Deel 1. De gans.

Gisteren (06/06) was het Coachcafé in Leuven. Een mooi initiatief onder leiding van Anne-Marie Walgering en Peter Plusquin. Ik mocht er mijn verhaal over natuurcoaching met de Koraalwaaier brengen. Het oude mystieke Meerdalwoud, in Oud-Heverlee,  werd gekozen als onze ‘place to be’.

Ter voorbereiding vertrok ik al in de namiddag. Met het zalige warme weer, samen met Rudy, het woud gaan verkennen. We lieten hiervoor het geurende lindebloesemende Gent even achter ons.
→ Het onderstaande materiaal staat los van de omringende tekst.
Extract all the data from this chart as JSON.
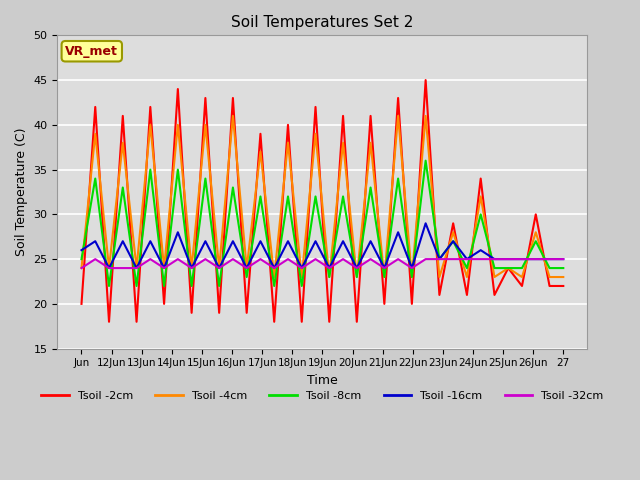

Eens aangekomen, begaven we ons snel naar het bos. We waren nog maar een paar stappen ver, en werden opgehouden bij de immense vijver. Een trio ganzen met jongen dat er gezellig zat te keuvelen trok onze aandacht. Je kent dat wel, dat luidruchtig, soms gezellig, kwekkend gebabbel van ganzen. Ook al ben ik zo een natuurmens, met ganzen heb ik altijd al een vreemde relatie gehad. Als kind kreeg ik af en toe een beet van een gans. Ik speelde zo graag met hen. We waren toen even groot van gestalte. Het was zo leuk om met hen tikkertje te spelen. Dat was in de periode toen we in de Gers woonden, in het zuiden van Frankrijk. Toen hadden we, als ik me dat goed herinner, wel een honderdtal ganzen rondlopen. Zo een ganzenbeet kan heftig zijn.  Ik blijf nog altijd voorzichtig als ik een groepje kwekkende ganzen tegenkom. En des te meer als ze met jongen zitten. Beschermende heethoofden zijn ze dan soms. Nu ook. De mannelijke gans, een ferme struise waker, hield ons met zijn kleine scherpe ogen in het vizier.  ‘Maak dat je hier snel wegkomt’, maakte hij al blazend ons duidelijk kenbaar. Zijn lange nek zweefde laag heen en weer, en zijn kop, met open bek stak streng vooruit. Je ziet dan zo dat tongetje verschijnen, en vooral ook die scherpe tandjes. Heb je dat ook al opgemerkt? Als kind was ik daar ook al door gefascineerd. Vooral hoe een gans dat blazend geluid produceert. Ik deed de gans dan na. En ‘knap’, zo gebeurde het dan … Maar deze keer niet.  ‘Tuurlijk, ik begrijp je wel’, erkende ik zijn dreigend geblaas en ongeduldig getrappel. ‘Je hoeft niets te vrezen, we willen gewoon even graag voorbijwandelen’, vervolgde ik met welgemeende zachte stem. We moesten er echt wel voorbij en namen een boog. Hiermee lieten we hem met zijn kroost in zijn veilige ruimte. Hij volgde ons nog even en rekte zijn nek zo lang mogelijk uit. Hij blies niet meer. Ik voelde zijn scherpe ogen priemen op mijn rug. Ik keek nog eens om. Hij keek me nog steeds na. Even hadden we contact, in de stilte. Vanop een veilige afstand. We hadden een deal gesloten: we mogen allebei hier zijn, en respecteren elkaars ruimte en territorium. Wat een machtig beest. Het deed me denken aan onze ontmoeting met de eland (zie ons boek Goddelijk Wild). Dat was al een mooie start voor wat er ‘s avonds komen zou.